McCalpinJohn · ‎04-02-2018

SNC-4 mode is a pain to control properly. It works well when you can run 4 MPI tasks per node and can launch these via a script that computes the correct NUMA node number for binding the memory to correct MCDRAM NUMA node. A single shared-memory executable is not going to be able to use the MCDRAM in all four quadrants without ugly explicit code to place data using the "memkind" library (http://memkind.github.io/memkind/) or the NUMA APIs (e.g., http://man7.org/linux/man-pages/man3/numa.3.html).

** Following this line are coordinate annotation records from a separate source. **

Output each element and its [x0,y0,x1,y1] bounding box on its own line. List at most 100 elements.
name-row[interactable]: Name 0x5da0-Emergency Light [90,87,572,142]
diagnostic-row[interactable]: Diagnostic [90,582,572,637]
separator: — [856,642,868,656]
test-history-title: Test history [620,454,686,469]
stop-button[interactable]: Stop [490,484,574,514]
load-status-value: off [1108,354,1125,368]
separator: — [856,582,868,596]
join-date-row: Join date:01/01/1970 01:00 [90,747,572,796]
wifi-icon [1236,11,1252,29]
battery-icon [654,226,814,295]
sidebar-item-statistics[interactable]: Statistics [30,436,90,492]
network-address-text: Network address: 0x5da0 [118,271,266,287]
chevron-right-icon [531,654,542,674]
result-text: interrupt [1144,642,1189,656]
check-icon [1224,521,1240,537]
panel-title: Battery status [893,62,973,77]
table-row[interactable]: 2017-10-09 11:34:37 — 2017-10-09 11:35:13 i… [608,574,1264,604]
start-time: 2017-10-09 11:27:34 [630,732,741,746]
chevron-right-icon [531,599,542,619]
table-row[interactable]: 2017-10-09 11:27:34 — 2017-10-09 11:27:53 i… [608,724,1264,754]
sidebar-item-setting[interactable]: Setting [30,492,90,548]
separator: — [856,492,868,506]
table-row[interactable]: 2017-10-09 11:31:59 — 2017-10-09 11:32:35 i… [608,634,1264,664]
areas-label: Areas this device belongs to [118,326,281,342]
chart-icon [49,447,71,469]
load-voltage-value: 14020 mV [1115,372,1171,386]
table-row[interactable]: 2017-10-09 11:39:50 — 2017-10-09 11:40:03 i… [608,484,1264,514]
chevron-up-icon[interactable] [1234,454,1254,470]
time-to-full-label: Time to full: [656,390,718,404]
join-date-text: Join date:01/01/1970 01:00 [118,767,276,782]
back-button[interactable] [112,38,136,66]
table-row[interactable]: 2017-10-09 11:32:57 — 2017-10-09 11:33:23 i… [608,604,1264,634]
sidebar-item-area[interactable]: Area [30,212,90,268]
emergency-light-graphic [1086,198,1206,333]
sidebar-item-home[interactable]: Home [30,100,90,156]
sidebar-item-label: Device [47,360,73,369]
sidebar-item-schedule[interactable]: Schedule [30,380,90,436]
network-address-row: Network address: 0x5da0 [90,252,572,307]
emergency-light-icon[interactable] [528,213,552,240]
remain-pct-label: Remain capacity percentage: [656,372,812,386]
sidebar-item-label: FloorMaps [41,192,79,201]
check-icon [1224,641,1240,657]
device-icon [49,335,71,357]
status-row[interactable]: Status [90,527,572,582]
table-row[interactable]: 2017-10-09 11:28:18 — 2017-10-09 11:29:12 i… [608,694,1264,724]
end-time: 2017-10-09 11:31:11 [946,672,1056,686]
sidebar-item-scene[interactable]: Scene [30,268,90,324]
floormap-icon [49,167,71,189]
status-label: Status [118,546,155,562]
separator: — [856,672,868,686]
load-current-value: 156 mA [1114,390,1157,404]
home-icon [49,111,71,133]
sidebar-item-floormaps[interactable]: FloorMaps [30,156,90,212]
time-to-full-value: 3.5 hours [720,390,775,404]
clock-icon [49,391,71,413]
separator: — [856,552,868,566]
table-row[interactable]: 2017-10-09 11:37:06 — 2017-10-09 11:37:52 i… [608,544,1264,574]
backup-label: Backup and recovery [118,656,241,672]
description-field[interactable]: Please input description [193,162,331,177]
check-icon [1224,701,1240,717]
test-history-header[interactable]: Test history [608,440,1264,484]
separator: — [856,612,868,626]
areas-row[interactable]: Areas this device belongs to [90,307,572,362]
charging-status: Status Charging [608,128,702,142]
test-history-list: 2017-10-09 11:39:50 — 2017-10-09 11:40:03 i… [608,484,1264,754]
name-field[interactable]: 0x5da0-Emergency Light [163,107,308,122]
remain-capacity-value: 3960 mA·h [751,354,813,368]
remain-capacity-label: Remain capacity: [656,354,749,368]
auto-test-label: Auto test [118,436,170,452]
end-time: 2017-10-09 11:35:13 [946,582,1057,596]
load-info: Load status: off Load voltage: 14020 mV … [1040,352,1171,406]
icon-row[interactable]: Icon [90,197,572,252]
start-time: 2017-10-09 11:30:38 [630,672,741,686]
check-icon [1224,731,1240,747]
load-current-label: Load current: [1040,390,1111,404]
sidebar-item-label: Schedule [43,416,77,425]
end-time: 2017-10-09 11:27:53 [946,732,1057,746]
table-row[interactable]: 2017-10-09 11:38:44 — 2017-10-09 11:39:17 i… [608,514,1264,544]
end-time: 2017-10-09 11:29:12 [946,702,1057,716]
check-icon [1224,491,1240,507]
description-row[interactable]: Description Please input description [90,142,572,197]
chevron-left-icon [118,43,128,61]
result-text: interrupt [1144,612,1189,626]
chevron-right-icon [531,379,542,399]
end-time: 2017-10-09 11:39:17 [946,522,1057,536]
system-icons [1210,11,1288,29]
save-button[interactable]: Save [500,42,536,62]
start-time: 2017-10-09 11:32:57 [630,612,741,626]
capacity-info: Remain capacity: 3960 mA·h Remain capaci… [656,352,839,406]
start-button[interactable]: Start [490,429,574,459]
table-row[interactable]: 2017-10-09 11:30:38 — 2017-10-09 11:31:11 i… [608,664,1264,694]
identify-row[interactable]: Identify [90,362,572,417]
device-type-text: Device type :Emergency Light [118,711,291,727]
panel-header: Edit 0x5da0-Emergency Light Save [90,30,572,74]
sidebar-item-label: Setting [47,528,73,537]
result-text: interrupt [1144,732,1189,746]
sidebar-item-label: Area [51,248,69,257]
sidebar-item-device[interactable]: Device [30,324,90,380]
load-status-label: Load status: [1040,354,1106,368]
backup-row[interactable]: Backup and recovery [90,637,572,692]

For a single shared-memory executable, Flat-Quadrant mode almost always gives the best performance. The default memory placement is DDR4 (NUMA node 0), but in this case there is only one non-default location (MCDRAM) so that is referred to as NUMA node 1. If the job will fit entirely in MCDRAM, then it can easily be launched with

numactl --membind=1 ./a.out

If the job requires more memory than is available in MCDRAM, you either need a very detailed understanding of the access patterns and a carefully controlled explicit staging of data, or you can just use cache mode and accept whatever speedup is available for "free".

maicon_f_ · ‎05-04-2018

Thank you Dr. Bandwidth, that will help know that we are working with real application tests.

Best Regards,

Maicon